Durch die in letzter Zeit hochaktuelle Diskussion über Energiesparmaßnahmen und neue alternative Formen der Beheizung von Hochbauten werden neue Arten von Heizanlagen errichtet. Es besteht dadurch wieder vermehrt der Bedarf an Brennstofflagern in Kellerräumen. Je nach Art der Heizung müssen Lagerräume für verschiedene Brennstoffe (z. B. Pellets, Öl, Holz, Hackschnitzel) geplant werden. Für Heizanlagen, die mit Erdwärme oder Sonnenenergie arbeiten, werden Wärmespeicher und Wärmetauscher, benötigt die in eigenen Räumen untergebracht werden müssen. Bei der Planung des Kellers ist daher rechtzeitig an die Art der Heizung zu denken, um die Technikräume zu konzipieren.

Die Umfassungswände sind in jedem Fall aus brandbeständigen Bauteilen herzustellen.
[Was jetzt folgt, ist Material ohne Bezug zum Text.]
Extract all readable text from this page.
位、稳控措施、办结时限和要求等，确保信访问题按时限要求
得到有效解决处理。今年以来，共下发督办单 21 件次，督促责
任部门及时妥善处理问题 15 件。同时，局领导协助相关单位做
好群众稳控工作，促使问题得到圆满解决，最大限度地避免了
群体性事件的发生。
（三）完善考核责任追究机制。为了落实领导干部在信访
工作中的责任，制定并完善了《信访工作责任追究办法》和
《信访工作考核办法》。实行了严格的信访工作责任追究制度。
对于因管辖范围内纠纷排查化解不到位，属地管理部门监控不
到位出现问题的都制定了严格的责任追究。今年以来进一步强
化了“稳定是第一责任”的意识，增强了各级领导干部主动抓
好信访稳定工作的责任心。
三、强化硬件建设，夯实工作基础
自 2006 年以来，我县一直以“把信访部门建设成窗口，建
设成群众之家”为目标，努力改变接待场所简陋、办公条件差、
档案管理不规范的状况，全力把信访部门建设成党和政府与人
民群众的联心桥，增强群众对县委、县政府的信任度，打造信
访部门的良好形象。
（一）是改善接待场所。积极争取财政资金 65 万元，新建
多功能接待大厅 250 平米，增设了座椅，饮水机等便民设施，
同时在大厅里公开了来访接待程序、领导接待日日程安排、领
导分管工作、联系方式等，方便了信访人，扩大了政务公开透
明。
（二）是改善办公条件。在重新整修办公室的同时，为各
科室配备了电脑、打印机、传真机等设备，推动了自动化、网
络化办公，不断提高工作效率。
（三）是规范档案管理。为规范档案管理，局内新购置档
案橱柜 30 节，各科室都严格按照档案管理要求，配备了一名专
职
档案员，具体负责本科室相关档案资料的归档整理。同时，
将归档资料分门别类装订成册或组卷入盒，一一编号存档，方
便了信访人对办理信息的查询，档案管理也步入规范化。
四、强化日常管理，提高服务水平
Vor allem Beton und Leichtbeton erreichen ab 15 cm Wandstärke Feuerwiderstandsklassen > 90 Minuten. Die Raumgrößen ergeben sich aus dem Jahresenergiebedarf der zu versorgenden Wohneinheit. Überschlägige Anhaltswerte dazu sind in Grafik 1-3 zusammengestellt, wobei zumindest bei Neubauten das Einlagerungsvolumen dem Verbrauch einer Heizperiode entsprechen sollte. Um die Einbringung fester Brennstoffe zu erleichtern, sollte das Brennstofflager möglichst nahe am Schmutzeingang angeordnet oder mit einem eigenen Einwurfschacht ausgestattet werden. Bei Lagerung flüssiger Brennstoffe sind die Bestimmungen der Landesgesetze (Regelungen meist in den Bauordnungen und OIB-Richtlinien) anzuwenden.